Setelah mendalami isu Israel selama empat tahun, Monique Rijkers dengan dukungan dari suami tercinta, mendirikan Hadassah of Indonesia di tahun 2016, sebuah organisasi nirlaba yang bertujuan untuk mempromosikan toleransi dan keberagaman, khususnya terkait dengan Yahudi dan Israel. Selain mengadakan berbagai kegiatan sosial, seperti memberikan bantuan kesehatan, pendidikan, dan lingkungan kepada masyarakat yang membutuhkan, Hadassah of Indonesia juga mengadakan acara tahunan Tolerance Film Festival, produksi film, penulisan buku dan artikel, diskusi/seminar/pendalaman materi dan menyediakan jasa tur ke Israel dan Palestina.

Pada Oktober 2017, Monique Rijkers berkunjung ke Israel dalam acara Christian Media Summit di Yerusalem sekaligus menjalin relasi dan memperkenalkan yayasan Hadassah of Indonesia yang baru dia dirikan itu.
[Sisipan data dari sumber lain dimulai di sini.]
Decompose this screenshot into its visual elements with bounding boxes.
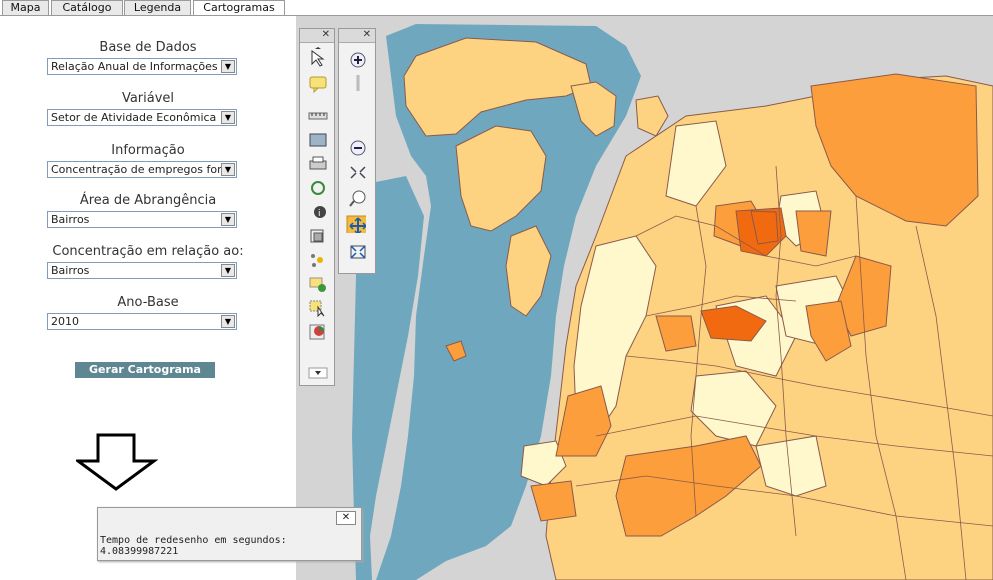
variavel-value: Setor de Atividade Econômica	[51, 111, 217, 124]
dropdown-arrow-icon[interactable]: ▼	[221, 315, 235, 328]
concentracao-label: Concentração em relação ao:	[52, 244, 244, 259]
map-canvas[interactable]: ✕ i ✕	[296, 16, 993, 580]
ano-base-select[interactable]: 2010 ▼	[47, 313, 237, 330]
ruler-icon[interactable]	[308, 107, 328, 125]
redraw-time-label: Tempo de redesenho em segundos:	[100, 535, 287, 546]
choropleth-map[interactable]	[296, 16, 993, 580]
tab-legenda[interactable]: Legenda	[124, 0, 191, 16]
svg-text:i: i	[318, 209, 321, 219]
variavel-select[interactable]: Setor de Atividade Econômica ▼	[47, 109, 237, 126]
ano-base-label: Ano-Base	[117, 295, 179, 310]
variavel-label: Variável	[121, 91, 175, 106]
area-abrangencia-select[interactable]: Bairros ▼	[47, 211, 237, 228]
scroll-up-icon[interactable]	[308, 47, 328, 65]
close-icon[interactable]: ✕	[336, 511, 356, 525]
dropdown-arrow-icon[interactable]: ▼	[221, 163, 235, 176]
base-de-dados-label: Base de Dados	[99, 40, 197, 55]
info-icon[interactable]: i	[308, 203, 328, 221]
area-abrangencia-label: Área de Abrangência	[79, 193, 217, 208]
redraw-time-value: 4.08399987221	[100, 546, 179, 557]
informacao-value: Concentração de empregos formais	[51, 163, 221, 176]
down-arrow-icon	[76, 433, 158, 491]
redraw-time-dialog: ✕ Tempo de redesenho em segundos: 4.0839…	[97, 507, 362, 561]
area-measure-icon[interactable]	[308, 131, 328, 149]
scroll-down-icon[interactable]	[308, 367, 328, 385]
zoom-slider[interactable]	[348, 73, 368, 91]
select-pointer-icon[interactable]	[308, 299, 328, 317]
redraw-time-message: Tempo de redesenho em segundos: 4.083999…	[100, 535, 287, 557]
zoom-toolbar: ✕	[338, 28, 376, 274]
refresh-icon[interactable]	[308, 179, 328, 197]
zoom-extent-icon[interactable]	[348, 163, 368, 181]
close-icon[interactable]: ✕	[300, 29, 334, 43]
dropdown-arrow-icon[interactable]: ▼	[221, 264, 235, 277]
pie-chart-icon[interactable]	[308, 323, 328, 341]
area-abrangencia-value: Bairros	[51, 213, 90, 226]
concentracao-select[interactable]: Bairros ▼	[47, 262, 237, 279]
magnifier-icon[interactable]	[348, 189, 368, 207]
points-icon[interactable]	[308, 251, 328, 269]
pan-icon[interactable]	[346, 215, 366, 233]
full-extent-icon[interactable]	[348, 243, 368, 261]
informacao-label: Informação	[111, 143, 185, 158]
dropdown-arrow-icon[interactable]: ▼	[221, 111, 235, 124]
tab-bar: Mapa Catálogo Legenda Cartogramas	[0, 0, 993, 17]
concentracao-value: Bairros	[51, 264, 90, 277]
zoom-out-icon[interactable]	[348, 139, 368, 157]
map-tools-toolbar: ✕ i	[299, 28, 335, 386]
tab-mapa[interactable]: Mapa	[2, 0, 49, 16]
dropdown-arrow-icon[interactable]: ▼	[221, 60, 235, 73]
informacao-select[interactable]: Concentração de empregos formais ▼	[47, 161, 237, 178]
layers-icon[interactable]	[308, 227, 328, 245]
ano-base-value: 2010	[51, 315, 79, 328]
zoom-in-icon[interactable]	[348, 51, 368, 69]
tab-catalogo[interactable]: Catálogo	[51, 0, 123, 16]
base-de-dados-select[interactable]: Relação Anual de Informações Sociais ▼	[47, 58, 237, 75]
cartogram-form-panel: Base de Dados Relação Anual de Informaçõ…	[0, 16, 296, 580]
close-icon[interactable]: ✕	[339, 29, 375, 43]
add-layer-icon[interactable]	[308, 275, 328, 293]
gerar-cartograma-button[interactable]: Gerar Cartograma	[75, 362, 215, 378]
dropdown-arrow-icon[interactable]: ▼	[221, 213, 235, 226]
comment-icon[interactable]	[308, 75, 328, 93]
base-de-dados-value: Relação Anual de Informações Sociais	[51, 60, 221, 73]
print-icon[interactable]	[308, 155, 328, 173]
Pada satu kesempatan, Monique Rijkers melihat Perdana Menteri Israel Benjamin Netanyahu lewat di hadapannya, lalu spontan meminta foto bersama. “Pak, saya dari Indonesia, boleh minta foto bersama,” katanya. Mendengar hal itu, PM Israel Benyamin Netanyahu menoleh dan mengiyakan. Singkat cerita, foto Monique Rijkers bersama Netanyahu viral di internet. Monique Rijkers kemudian dituduh sebagai agen Zionis atau Mossad yang tergabung dalam jaringan jurnalis internasional. Monique Rijkers membantah tuduhan tersebut dan menjelaskan bahwa pertemuannya dengan Netanyahu adalah spontan dan tidak direncanakan. Ia juga mengatakan bahwa ia membawa selebaran yang menunjukkan keragaman Indonesia kepada Netanyahu.
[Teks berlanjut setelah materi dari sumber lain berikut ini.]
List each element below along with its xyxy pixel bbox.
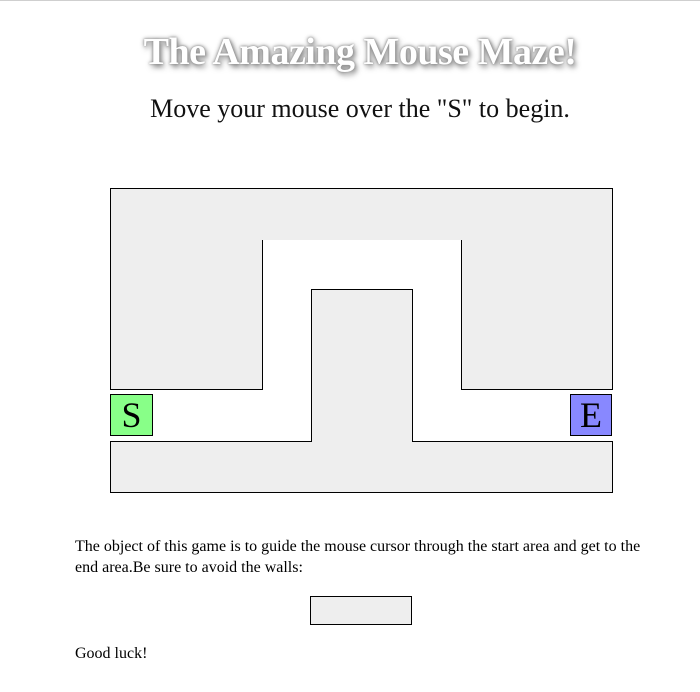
maze-start-square[interactable]: S — [110, 394, 153, 436]
maze-wall-top-center-cover — [111, 238, 612, 240]
maze-wall-top-left[interactable] — [110, 239, 263, 390]
example-wall-swatch — [310, 596, 412, 625]
game-description: The object of this game is to guide the … — [75, 538, 641, 576]
good-luck-text: Good luck! — [75, 645, 148, 662]
page: The Amazing Mouse Maze! Move your mouse … — [0, 0, 700, 692]
maze-wall-top[interactable] — [110, 188, 613, 240]
maze-wall-top-right[interactable] — [461, 239, 613, 390]
page-title: The Amazing Mouse Maze! — [143, 31, 577, 73]
maze-wall-bottom[interactable] — [110, 441, 613, 493]
maze-wall-center-post[interactable] — [311, 289, 413, 442]
top-divider — [0, 0, 700, 1]
maze-end-square[interactable]: E — [570, 394, 612, 436]
instruction-text: Move your mouse over the "S" to begin. — [150, 94, 570, 123]
maze-wall-center-join — [312, 440, 412, 443]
Saat wartawan Tokoh Indonesia bertanya darimana asal darah Yahudi Monique Rijkers, sang suami bercerita bahwa Monique Rijkers awalnya tidak tahu kalau dia berdarah Yahudi. Oma Monique Rijkers yang selama ini tinggal di Belanda merahasiakan sebuah fakta bahwa ayah Omanya adalah keturunan Yahudi. Sang Oma takut memberitahu karena melihat begitu besarnya kebencian terhadap Yahudi di daerah Eropa pada waktu itu. Singkat cerita, Sang Oma akhirnya mengaku kalau Monique Rijkers mempunyai darah Yahudi dari kakek buyutnya.
Terkait dengan nama yayasan Hadassah of Indonesia, Monique Rijkers memilih menggunakan kata Hadassah, yang merupakan bahasa Ibrani dari nama Ester, tokoh perempuan Israel dalam Alkitab Perjanjian Lama. Seorang tokoh perempuan yang meski hidup sebagai ratu di negeri asing, dia rela ‘pasang badan’ untuk menyelamatkan saudara sebangsanya, Israel yang sedang ditindas. Kisah hidup dan ‘spirit’ Ester ini membuat Monique Rijkers merasa, bahwa dia juga adalah Ester di jaman modern di Indonesia.
Monique Rijkers juga memanfaatkan jaringan media sosial (instagram, youtube, facebook) untuk menyampaikan berbagai informasi tentang sejarah, budaya, politik, ekonomi, teknologi, dan pariwisata Israel. Sambil sesekali mengundang narasumber dari berbagai latar belakang untuk berdiskusi tentang isu-isu terkait Yahudi dan Israel.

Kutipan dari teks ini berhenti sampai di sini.